Differentiate the following functions with respect to $x$ :
$\left(\sin ^{-1} x^{4}\right)^{4}$
Let $y=\left(\sin ^{-1} x^{4}\right)^{4}$
On differentiating $y$ with respect to $x$, we get
$\frac{d y}{d x}=\frac{d}{d x}\left[\left(\sin ^{-1} x^{4}\right)^{4}\right]$
We know $\frac{\mathrm{d}}{\mathrm{dx}}\left(\mathrm{x}^{\mathrm{n}}\right)=\mathrm{nx}^{\mathrm{n}-1}$
$\Rightarrow \frac{\mathrm{dy}}{\mathrm{dx}}=4\left(\sin ^{-1} \mathrm{x}^{4}\right)^{4-1} \frac{\mathrm{d}}{\mathrm{dx}}\left(\sin ^{-1} \mathrm{x}^{4}\right)$ [using chain rule]

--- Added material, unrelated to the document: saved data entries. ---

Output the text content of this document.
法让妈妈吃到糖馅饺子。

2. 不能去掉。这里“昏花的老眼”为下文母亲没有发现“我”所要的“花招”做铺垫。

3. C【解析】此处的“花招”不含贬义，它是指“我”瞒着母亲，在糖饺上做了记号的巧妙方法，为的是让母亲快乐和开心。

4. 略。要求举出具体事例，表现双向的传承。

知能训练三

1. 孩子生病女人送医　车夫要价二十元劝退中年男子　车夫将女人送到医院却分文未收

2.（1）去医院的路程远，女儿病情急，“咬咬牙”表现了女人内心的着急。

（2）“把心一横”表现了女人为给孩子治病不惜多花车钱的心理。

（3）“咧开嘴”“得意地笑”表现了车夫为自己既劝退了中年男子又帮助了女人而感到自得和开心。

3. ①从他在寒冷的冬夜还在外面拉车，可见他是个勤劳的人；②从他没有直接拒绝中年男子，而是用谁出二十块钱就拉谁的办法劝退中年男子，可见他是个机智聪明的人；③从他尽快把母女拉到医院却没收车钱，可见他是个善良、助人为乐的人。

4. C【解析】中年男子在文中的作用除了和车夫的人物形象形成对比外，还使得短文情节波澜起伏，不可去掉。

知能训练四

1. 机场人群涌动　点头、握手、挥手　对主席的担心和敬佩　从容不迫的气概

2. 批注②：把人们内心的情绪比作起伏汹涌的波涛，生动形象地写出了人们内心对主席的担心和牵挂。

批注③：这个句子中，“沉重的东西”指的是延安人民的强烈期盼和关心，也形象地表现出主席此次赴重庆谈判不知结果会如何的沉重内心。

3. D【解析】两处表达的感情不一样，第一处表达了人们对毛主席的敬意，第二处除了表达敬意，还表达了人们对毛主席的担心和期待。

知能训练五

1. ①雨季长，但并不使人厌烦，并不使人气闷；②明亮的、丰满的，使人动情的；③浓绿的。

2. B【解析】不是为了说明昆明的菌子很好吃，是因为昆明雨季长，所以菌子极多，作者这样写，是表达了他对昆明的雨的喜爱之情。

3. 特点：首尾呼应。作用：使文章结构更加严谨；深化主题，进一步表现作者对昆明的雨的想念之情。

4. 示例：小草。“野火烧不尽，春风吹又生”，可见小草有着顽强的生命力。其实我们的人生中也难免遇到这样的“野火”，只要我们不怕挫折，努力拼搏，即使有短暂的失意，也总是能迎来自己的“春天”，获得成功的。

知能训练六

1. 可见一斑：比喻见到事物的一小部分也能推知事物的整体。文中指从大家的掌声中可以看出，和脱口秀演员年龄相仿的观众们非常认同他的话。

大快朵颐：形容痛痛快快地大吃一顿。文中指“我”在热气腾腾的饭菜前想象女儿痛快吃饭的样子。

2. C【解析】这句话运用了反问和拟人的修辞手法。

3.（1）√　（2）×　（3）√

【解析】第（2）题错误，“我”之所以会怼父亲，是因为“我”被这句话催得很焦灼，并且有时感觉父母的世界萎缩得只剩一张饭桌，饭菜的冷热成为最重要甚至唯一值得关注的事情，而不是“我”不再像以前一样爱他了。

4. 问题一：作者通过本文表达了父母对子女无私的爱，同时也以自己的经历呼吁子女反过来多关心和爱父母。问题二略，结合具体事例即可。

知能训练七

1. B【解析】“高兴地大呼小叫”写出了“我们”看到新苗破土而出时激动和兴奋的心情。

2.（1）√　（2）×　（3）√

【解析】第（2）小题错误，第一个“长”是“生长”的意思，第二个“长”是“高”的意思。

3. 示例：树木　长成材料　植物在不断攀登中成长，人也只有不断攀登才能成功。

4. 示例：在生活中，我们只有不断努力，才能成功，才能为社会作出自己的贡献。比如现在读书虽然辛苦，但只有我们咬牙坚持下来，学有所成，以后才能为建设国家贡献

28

$\Rightarrow \frac{d y}{d x}=4\left(\sin ^{-1} x^{4}\right)^{3} \frac{d}{d x}\left(\sin ^{-1} x^{4}\right)$
We have $\frac{d}{d x}\left(\sin ^{-1} x\right)=\frac{1}{\sqrt{1-x^{2}}}$
$\Rightarrow \frac{\mathrm{dy}}{\mathrm{dx}}=4\left(\sin ^{-1} \mathrm{x}^{4}\right)^{3} \frac{1}{\sqrt{1-\left(\mathrm{x}^{4}\right)^{2}}} \frac{\mathrm{d}}{\mathrm{dx}}\left(\mathrm{x}^{4}\right)$ [using chain rule]
$\Rightarrow \frac{d y}{d x}=\frac{4\left(\sin ^{-1} x^{4}\right)^{3}}{\sqrt{1-x^{8}}} \frac{d}{d x}\left(x^{4}\right)$
We have $\frac{\mathrm{d}}{\mathrm{dx}}\left(\mathrm{x}^{4}\right)=4 \mathrm{x}^{3}$
$\Rightarrow \frac{d y}{d x}=\frac{4\left(\sin ^{-1} x^{4}\right)^{3}}{\sqrt{1-x^{8}}} \times 4 x^{3}$
$\therefore \frac{d y}{d x}=\frac{16 x^{3}\left(\sin ^{-1} x^{4}\right)^{3}}{\sqrt{1-x^{8}}}$
Thus, $\frac{d}{d x}\left[\left(\sin ^{-1} x^{4}\right)^{4}\right]=\frac{16 x^{3}\left(\sin ^{-1} x^{4}\right)^{3}}{\sqrt{1-x^{8}}}$